Network or system administrators are responsible for ensuring that a network or system provides uninterrupted service, and they must ensure that the network is properly maintained. They must execute many network tests to continuously monitor network operation; several diagnostic tools, such as ping, allow network administrators to evaluate network connectivity. For network diagnostics, however, another command called “traceroute” is used in Linux and macOS, whereas the identical program is called “tracert” in Windows. The traceroute command is used to map the data from the source to the destination of a route. It can also be used to track the paths that data packets take from their origin to their destination.
In this comprehensive article, we’ll look at how to use the traceroute command in Ubuntu with various examples.
How to Install Traceroute
If you haven’t installed the traceroute, it will give you an error when you try to use it. As a result, you must first install it before running the command to use it. Run the following mentioned command to install it:
$ sudo apt install traceroute
Uses of Traceroute in Ubuntu
You will be able to use traceroute in Ubuntu once it’s been installed. Before we dive into the specifics, let’s have a look at how to utilize traceroute in its most simple form:
To acquire the full scope of the traceroute’s capabilities, run the following command:
Furthermore, the command below is used to display the tracerouting for youtube.com.
$ traceroute www.youtube.com
$ traceroute youtube.com
There are a few key ideas we can glean from the output; the details of the few values that appear on the first line of the output are described below:
- 184.108.40.206 represents the destination’s IP address.
- The number of hops is a numerical value that indicates how long the traceroute will attempt to reach the destination (the default value is 30).
- You can send a certain number of probes per hop or a certain number of packets each hop (the default value is 3)
- The final key item to consider is the size of the packets you’re transmitting. (60 bytes is the default value).
How to Set the Number of Probes
By default, 16 probes are passed at once; you can change this number of probes by using the “-N” option: Run the following command to reset the number of probes:
$ traceroute –N 12 youtube.com
How to use Traceroute to Limit the Number of Hops
By default, there are 30 hops; however, by using the “-m” option, you can specify a different value: for example, the command below would scan the website for only 6 hops to reach the target. You can see that the tracerouting is only carried out until 6 hops.
$ traceroute –m 6 youtube.com
How to Limit the Probes
The “-q” parameter in traceroute allows you to specify several probes; by default, three probes are presented at each hop: When you need speedy responses, choose this option:
Run the following mentioned command to reduce the number of probes to “2”:
$ traceroute –q 2 youtube.com
How to Change the Packet Size
The default size of packets sent by each hop is 60 bytes; using the following command, packets will be resized to 30 bytes.
$ traceroute youtube.com 30
How to Use the “-f” Option to Change the Number of Hops
The traceroute command “-f” option prints the result starting at the hop number you indicate; you can specify the number of hops from which the result will be printed; for example, the example below will start publishing the result at the 12th hop.

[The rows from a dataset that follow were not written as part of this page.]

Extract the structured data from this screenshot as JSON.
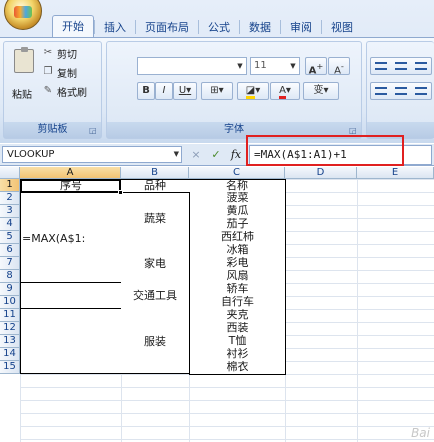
{
  "ribbon": {
    "tabs": [
      "开始",
      "插入",
      "页面布局",
      "公式",
      "数据",
      "审阅",
      "视图"
    ],
    "active_tab": "开始",
    "clipboard": {
      "paste_label": "粘贴",
      "cut_label": "剪切",
      "copy_label": "复制",
      "format_painter_label": "格式刷",
      "group_label": "剪贴板"
    },
    "font": {
      "font_size": "11",
      "grow_label": "A",
      "shrink_label": "A",
      "bold": "B",
      "italic": "I",
      "underline": "U",
      "group_label": "字体",
      "font_color_label": "A",
      "phonetic_label": "变"
    }
  },
  "formula_bar": {
    "name_box": "VLOOKUP",
    "cancel_icon": "×",
    "enter_icon": "✓",
    "fx_label": "fx",
    "formula": "=MAX(A$1:A1)+1"
  },
  "grid": {
    "columns": [
      "A",
      "B",
      "C",
      "D",
      "E"
    ],
    "rows": [
      "1",
      "2",
      "3",
      "4",
      "5",
      "6",
      "7",
      "8",
      "9",
      "10",
      "11",
      "12",
      "13",
      "14",
      "15"
    ],
    "header_row": {
      "a": "序号",
      "b": "品种",
      "c": "名称"
    },
    "a5_value": "=MAX(A$1:",
    "categories": [
      "蔬菜",
      "家电",
      "交通工具",
      "服装"
    ],
    "names": [
      "菠菜",
      "黄瓜",
      "茄子",
      "西红柿",
      "冰箱",
      "彩电",
      "风扇",
      "轿车",
      "自行车",
      "夹克",
      "西装",
      "T恤",
      "衬衫",
      "棉衣"
    ]
  },
  "watermark": "Bai"
}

$ traceroute -f 12 youtube.com
In Ubuntu, network diagnostics tools such as traceroute, and ping are available. Network administrators are responsible for maintaining the network and traceroute is one of the most important tools for system or network administrators. This article provides a brief description of the traceroute command, which can be used to determine the delays in network path responses and look for routing loops (if any exist) in the network.